Cependant, tu es toujours présente et même si notre moral mutuel n’est pas au beau fixe, tu luttes toujours vaillamment malgré la douleur. Mais quelque chose ne va pas, j’ai le sentiment que tu n’en peux plus de vivre avec cette douleur constante et que tu arrives au maximum de ce que tu peux psychologiquement supporter. Le produit de ta pompe intrathécale qui à la base est constitué exclusivement de Baclofène a été substitué par un mélange de 3 constituants. Baclofène, Naropéine et Morphine. Cependant, le réservoir n’est plus assez grand pour contenir les 3 produits réunis étant donné que le débit de la pompe et tes allers-retours au CHU de Poitiers pour le remplissage de cette dernière sont inévitablement plus fréquents ce qui n’est pas sans conséquence car les trajets t’épuisent énormément.
Le docteur du centre antidouleur qui effectue les remplissages en informe le professeur qui t’a implanté l’appareil en vue de le remplacer par un autre ayant une capacité de stockage plus importante. Une petite opération est rapidement décidée afin de procéder à l’échange. Les fêtes de fin d’année approchent et nous allons passer notre deuxième Noël sans toi…
***
Mercredi 3 février 2016
Je suis avec toi dans l’ambulance pour ton rendez-vous mensuel au centre antidouleur en vue du remplissage de pompe. Un rendez-vous devenu banal certes, mais depuis une quinzaine de jours nous échangeons énormément toi et moi sur ce mal qui te cisaille littéralement les jambes. Tu es à bout de nerfs et même si les médicaments qui te sont donnés sont là pour les calmer, tu arrives à un point où tu n’as plus d’autre choix que de vouloir en finir. Tu me fais comprendre qu’il faut que je parle au neurochirurgien pour trouver une solution. Mais quelle solution ?
J’ai alors discuté à plusieurs reprises par téléphone avant le rendez-vous avec le docteur qui effectue le réassort de ton petit appareil dans l’espoir d’avoir des réponses à mes questions. Mais tout ce qu’elle peut faire pour toi et moi, c’est de demander au professeur en neurorachis qui t’a opérée de venir ce jour afin de vérifier par lui-même la véracité de mes propos.
Après avoir patienté un court instant dans le couloir, on nous fait entrer tous les deux dans cette petite salle que je connais très bien maintenant. Les ambulanciers poussent ton brancard jusqu’à la table où les produits sont préparés puis ils nous laissent en refermant la porte derrière eux.

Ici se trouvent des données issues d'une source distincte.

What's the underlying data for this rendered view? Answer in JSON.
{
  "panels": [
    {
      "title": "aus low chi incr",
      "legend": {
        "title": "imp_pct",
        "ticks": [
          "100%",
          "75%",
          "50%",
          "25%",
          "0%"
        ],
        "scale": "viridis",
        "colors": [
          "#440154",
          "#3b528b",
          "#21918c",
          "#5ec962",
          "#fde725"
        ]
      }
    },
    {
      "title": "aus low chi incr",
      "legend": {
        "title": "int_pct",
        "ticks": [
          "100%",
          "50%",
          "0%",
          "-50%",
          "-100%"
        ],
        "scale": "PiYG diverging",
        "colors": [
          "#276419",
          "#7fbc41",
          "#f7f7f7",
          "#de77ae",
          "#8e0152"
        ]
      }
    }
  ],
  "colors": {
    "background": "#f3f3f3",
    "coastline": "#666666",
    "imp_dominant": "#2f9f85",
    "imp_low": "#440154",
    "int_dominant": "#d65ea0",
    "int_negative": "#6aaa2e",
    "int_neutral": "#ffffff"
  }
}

Je m’assois à côté de toi au niveau de ta tête, la doctoresse est derrière son bureau et son assistante commence à déplier un champ stérile sur le chariot tout inox pour y préparer les seringues qui serviront à t’administrer le produit. Elle arbore un look d’institutrice un peu sévère mais n’en demeure pas moins très sympathique :
« Bonjour Monsieur Bau, comment allez-vous ?
- Pas bien du tout pour vous dire la vérité mais je pense que vous vous en doutiez.
- Oui effectivement. Vous êtes un cas particulier avec votre femme. Elle nous comprend toujours ?
- Oui…
- Oui, elle vous comprend toujours. Elle entend et ressent absolument tout. Le problème c’est que lorsqu’elle est consciente, elle ne pense qu’à la douleur qu’elle éprouve et c’est vraiment permanent. La nuit, il lui arrive même de rêver qu’elle a mal et ça la réveille évidemment. Alors la douleur continue de la faire souffrir encore et toujours. Elle n’en peut plus, elle veut que ça s’arrête… ».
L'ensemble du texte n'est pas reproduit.